Sunday 25 August 2019

13 Minutes

13 Minutes is a really important film, cause it tells a really important story, that of Georg Elser the man that was about to kill Hitler in November 1939, little after the start of WWII. It's hard to believe that this event is so little known. I'm not by far as educated as I'd like to be, but you know that I'm pretty much into history and social/political stuff, I've been tons of times in Germany... and I'd never heard about this. On the other hand, I've watched documentaries and one film about the assassination attempt of July 1944. This attempt would have moved forward several months the end of the war, but it pales down in importance when compared to the one of 1939 that could have just stopped it from the beginning.

The story of Georg Elser is that of a real hero, an incredible example of humanism. A humble, incredibly smart (the nazi officials could not believe that he had managed to build that bomb) left wing christian (though close to the German Communist Party he was not affiliated) that fed up with what was happening before his eyes decided to take matters into his own hands and work alone for one year in a thorough plan to bomb out the Adolf motherfucker. Hitler left the venue 13 minutes before the bomb exploded, so those 13 minutes would cause suffering and destruction as humanity had never experienced before. I'm not going to tell you more, you just have to watch the film and search some information about this hero.
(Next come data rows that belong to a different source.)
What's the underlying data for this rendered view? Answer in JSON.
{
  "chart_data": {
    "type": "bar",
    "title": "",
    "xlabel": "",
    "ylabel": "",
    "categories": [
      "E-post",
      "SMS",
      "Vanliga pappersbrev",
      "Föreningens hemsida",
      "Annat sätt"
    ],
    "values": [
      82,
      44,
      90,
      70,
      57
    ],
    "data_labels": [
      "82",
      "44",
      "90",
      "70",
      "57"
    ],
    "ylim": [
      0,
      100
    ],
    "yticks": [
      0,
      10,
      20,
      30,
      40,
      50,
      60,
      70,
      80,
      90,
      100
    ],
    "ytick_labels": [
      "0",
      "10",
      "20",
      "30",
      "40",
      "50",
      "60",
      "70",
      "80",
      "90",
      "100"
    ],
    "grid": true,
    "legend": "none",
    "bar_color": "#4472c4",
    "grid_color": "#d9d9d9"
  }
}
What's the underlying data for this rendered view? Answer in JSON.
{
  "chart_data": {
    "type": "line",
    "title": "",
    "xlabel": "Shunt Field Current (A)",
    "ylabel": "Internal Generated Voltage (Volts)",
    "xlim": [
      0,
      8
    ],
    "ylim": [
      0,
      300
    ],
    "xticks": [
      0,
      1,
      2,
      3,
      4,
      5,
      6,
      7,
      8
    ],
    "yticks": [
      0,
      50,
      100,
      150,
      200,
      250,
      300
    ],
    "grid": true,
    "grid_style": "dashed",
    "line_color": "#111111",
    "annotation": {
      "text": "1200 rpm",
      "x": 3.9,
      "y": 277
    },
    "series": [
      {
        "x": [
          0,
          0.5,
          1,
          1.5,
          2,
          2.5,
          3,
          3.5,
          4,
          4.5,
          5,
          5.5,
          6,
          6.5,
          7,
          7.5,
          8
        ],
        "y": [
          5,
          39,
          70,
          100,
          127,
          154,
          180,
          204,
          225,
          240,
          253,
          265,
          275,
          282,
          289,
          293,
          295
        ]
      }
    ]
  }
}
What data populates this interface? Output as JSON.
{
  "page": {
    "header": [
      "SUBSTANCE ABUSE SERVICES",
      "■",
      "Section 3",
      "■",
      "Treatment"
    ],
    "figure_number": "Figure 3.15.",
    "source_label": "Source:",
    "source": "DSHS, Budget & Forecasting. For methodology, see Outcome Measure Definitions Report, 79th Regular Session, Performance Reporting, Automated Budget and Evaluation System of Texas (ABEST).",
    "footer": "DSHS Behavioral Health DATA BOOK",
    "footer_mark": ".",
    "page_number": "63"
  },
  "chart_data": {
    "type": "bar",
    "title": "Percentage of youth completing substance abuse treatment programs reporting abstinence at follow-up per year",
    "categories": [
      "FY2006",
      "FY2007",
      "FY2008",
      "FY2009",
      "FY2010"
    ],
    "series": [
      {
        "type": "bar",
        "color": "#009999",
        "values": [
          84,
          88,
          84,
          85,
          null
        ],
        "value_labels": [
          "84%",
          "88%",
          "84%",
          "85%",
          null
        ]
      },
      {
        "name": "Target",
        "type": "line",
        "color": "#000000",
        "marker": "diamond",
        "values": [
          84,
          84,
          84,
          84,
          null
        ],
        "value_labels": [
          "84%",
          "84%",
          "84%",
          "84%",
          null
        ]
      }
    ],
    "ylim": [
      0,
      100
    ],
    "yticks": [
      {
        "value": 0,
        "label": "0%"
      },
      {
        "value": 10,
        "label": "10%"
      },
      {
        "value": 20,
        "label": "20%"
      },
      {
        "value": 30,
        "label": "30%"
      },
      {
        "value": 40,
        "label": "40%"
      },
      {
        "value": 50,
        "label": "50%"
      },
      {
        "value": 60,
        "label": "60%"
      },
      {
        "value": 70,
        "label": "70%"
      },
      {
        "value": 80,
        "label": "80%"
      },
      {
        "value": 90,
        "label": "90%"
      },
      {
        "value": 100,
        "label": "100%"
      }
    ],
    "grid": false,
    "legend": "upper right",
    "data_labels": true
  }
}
The German people is deeply aware of its recent history, of its failure as a society that allowed the Nazi monstrosity to deceive it, poison it and almost destroy it (well, with the rise of AFD this awareness seems to be starting to fade, and I don't say this for whatever the opinions of AFD regarding immigration, but because of their minimization or even approval of multiple aspects of the nazi regime). German society has lived with this feeling of guilt and responsibility for what happened, and you can still feel it today in facts like that the German left (contrary to the pro-Arab obsession of most of the European left) has never been particularly supportive of the Palestinians (unfortunately, this has started to change in the last years, caused by the massive increase of Muslims in the country, that as in the rest of Europe infiltrate any association, political group, whatever... with the only objective to push their own communitarian agenda). I'm waiting for the day when Muslims will infiltrate LGTB organizations to ask for homosexuality to be considered again a sickness and demand funds to get healed... OK, back to the point, so why has this hero been kept relatively hidden? Is it maybe to avoid any lessening in this feeling of guilt? Maybe knowing that there were individuals inside that society that fought against its destruction would reduce the idea of a whole society gone crazy and would reduce the sense of guilt? I don't think so, in that case Germans that saved Jews would also be kept under the carpet...

Maybe the problem lies in the fact that the bombing killed 8 people. One of them was a waitress, I don't know if she was a nazi sympathizer or a beautiful human being, the other 7 were part of the audience, so they were fucking nazis. The dead of an allegedly innocent person as collateral damage of an action that would have saved millions of lives should not undermine the value of such action, so I don't see this as an explanation... So honestly, I have no idea... Reading the Wikipedia entry I can see that he has received some recognition in the last decades, but anyway it seems too poor to me...

Watching this film reminded me of this really interesting German film about Sophie Scholl and the White Rose resistence movement. Another must see that shows us how one (small) part of the German people fought to their last breath against the Nazi madness.